Para o Mestre Goiano, com o carinho do Seu Manoel Teimoso
Começou a chover forte no território do teimoso.
Seu Manoel morava com a esposa e dois vira-latas numa casa construída à beira do rio, onde todas as vezes que chovia a residência era inundada a ponto de a água subir a três palmos do piso.
Um dia começou a chover forte. Chuva que não acabava mais. E a previsão meteorológica era de que iria chover mais forte do que os anos anteriores. Seu Manoel foi alertado pelas autoridades a abandonar a casa com a família assim que a água começasse a subir.
Como Seu Manoel era um homem extremamente religioso, devoto cego, acreditava que Deus o protegia de qualquer risco, por isso teimava em ficar na casa, mesmo com os alertas das autoridades de que, em permanecendo, poderia ser arrastado pela enchente.
Nesse dia choveu muito. Os moradores que moravam junto a Seu Manoel começaram a abandonar suas casas quando a água começou a subir. Cada família que passava em seus botes chamava Seu Manoel para que lhe acompanhasse, pois o alerta era de que haveria muita chuva. Tudo no entorno do rio seria inundado e destruído.
Seu Manoel, teimoso, preferiu ficar na casa sozinho. Mandou levar a esposa e os cachorros. Quanto a ele, acreditava piamente que Deus o protegia. Que nada lhe ia acontecer de grave.
“Deus está no comando!” “Ele me salva!” – murmurou ao umbigo!
Aumentou o volume das chuvas e, em conseqüência, a casa inundou acima da metade da parede por causa do volume de água, e Seu Manoel teve de ir para o primeiro andar.
Percebendo que Seu Manoel corria risco de ser tragado pela enchente, os vizinhos chamaram o Corpo de Bombeiros para salvá-lo. A guarnição chegou, implorou para Seu Manoel deixar a casa, mostrando o perigo iminente, com o alerta de que ia chover mais ainda. Seu Manoel não cedeu aos apelos desesperados da equipe do Corpo de Bombeiro, e esta se foi antes de ser tragada pela enchente.
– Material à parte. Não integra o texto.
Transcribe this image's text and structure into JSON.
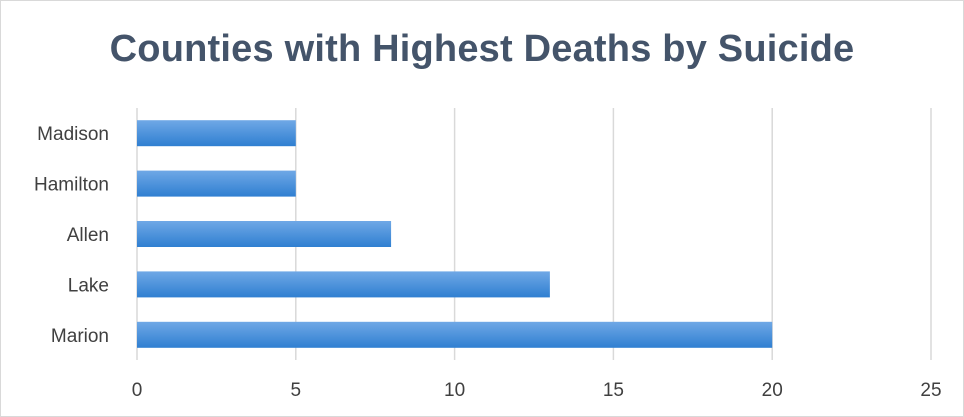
{
  "chart_data": {
    "type": "bar",
    "orientation": "horizontal",
    "title": "Counties with Highest Deaths by Suicide",
    "xlabel": "",
    "ylabel": "",
    "categories": [
      "Madison",
      "Hamilton",
      "Allen",
      "Lake",
      "Marion"
    ],
    "values": [
      5,
      5,
      8,
      13,
      20
    ],
    "xlim": [
      0,
      25
    ],
    "x_ticks": [
      "0",
      "5",
      "10",
      "15",
      "20",
      "25"
    ],
    "grid": "vertical",
    "legend": "none",
    "colors": {
      "bar_top": "#6fa8e6",
      "bar_bottom": "#2f7fd1",
      "gridline": "#d9d9d9",
      "title": "#44546a",
      "text": "#404040"
    }
  }
}
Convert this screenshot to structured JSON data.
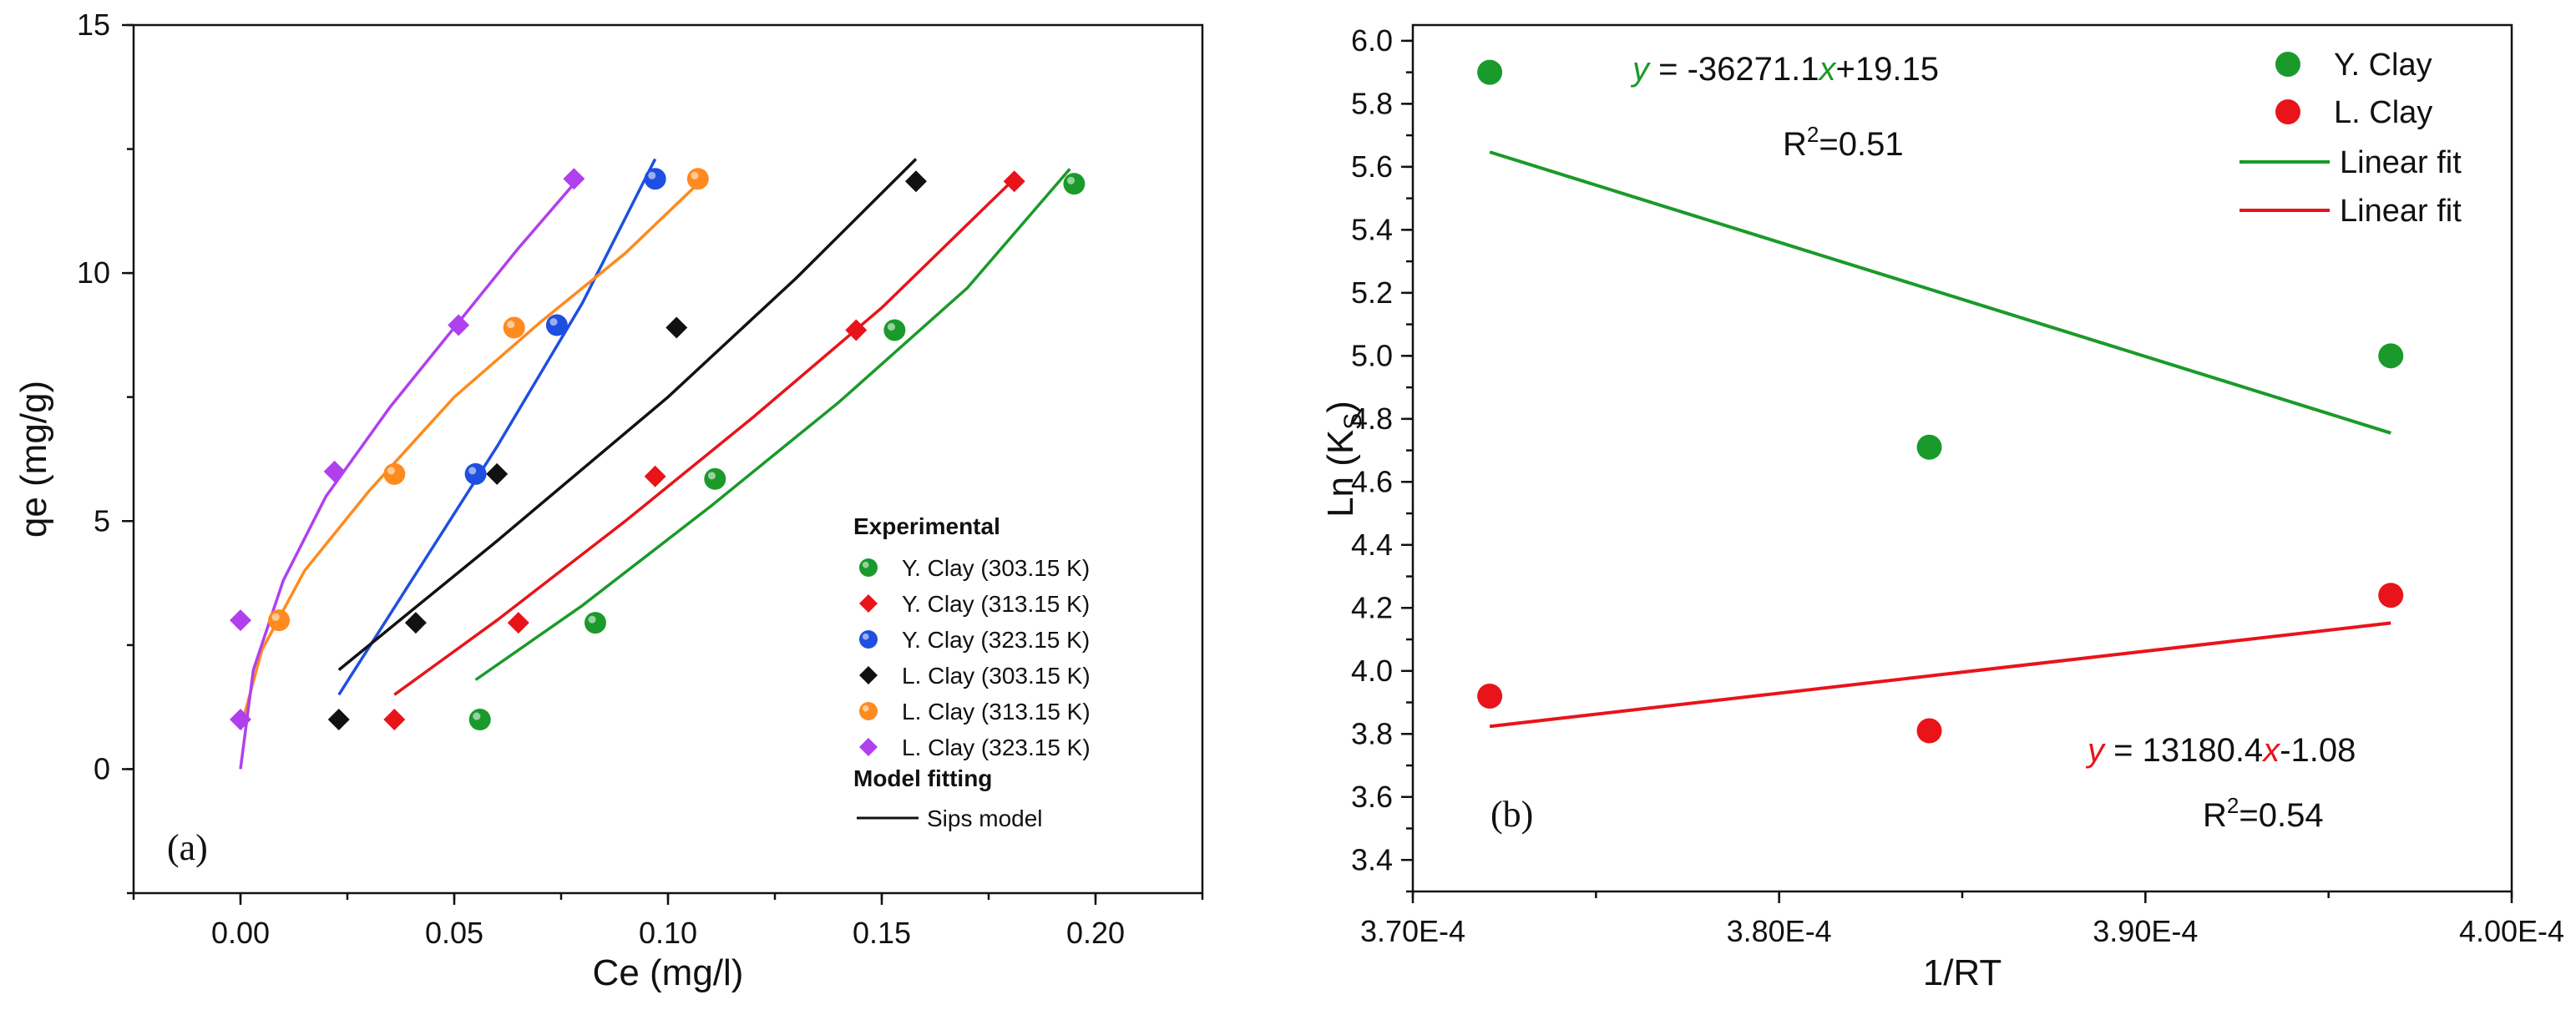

Súbito aumentou a correnteza, com a água chegando à cumeeira da casa de Seu Manoel. Os vizinhos telefonaram para a emergência, e esta veio por meio de um helicóptero que ficou em cima da casa de Seu Manoel, com o piloto implorando ao gramofone para que ele deixasse a casa com urgência pôs logo-logo ela iria ser tragada pela enchente. Mais uma vez Seu Manoel relutou e não cedeu aos apelos do piloto do helicóptero, preferindo seguir suas convicções religiosas.
“Deus é fiel! Não vai me deixar só!” – disse para si mesmo, convicto.
Mal o helicóptero bateu em retirada a casa de Seu Manoel desabou e ele foi engolido pelas águas e seu corpo nunca foi encontrado.
Ao chegar ao céu, Seu Manoel foi inquirido por Deus que lhe perguntou por que não atendeu aos apelos dos homens para que fugisse da cheia. Ao que Seu Manoel, teimoso, retrucou:
– Mas, Senhor, eu lhe esperei a ajuda. O Senhor não é onipotente, onipresente e onisciente? Pai e protetor dos pobres?
– Sim, meu filho, Eu sou! Mas eu lhe mandei ajudas. Você é que as ignorou, preferindo acreditar em milagres. Mandei o barco, o corpo de bombeiro e, em seguida, o helicóptero, e você disse não a todos! Como castigo por sua teimosia, vou mandá-lo para a profundeza do quinto dos infernos onde está preste a chegar um sujeito que se diz ser a alma mais honesta do mundo! E tem gente que acredita nele! Você e ele vão fazer uma pareia da porra! Um teimoso como uma mula e o outro que se diz “uma viva alma mais honesta do que Eu!”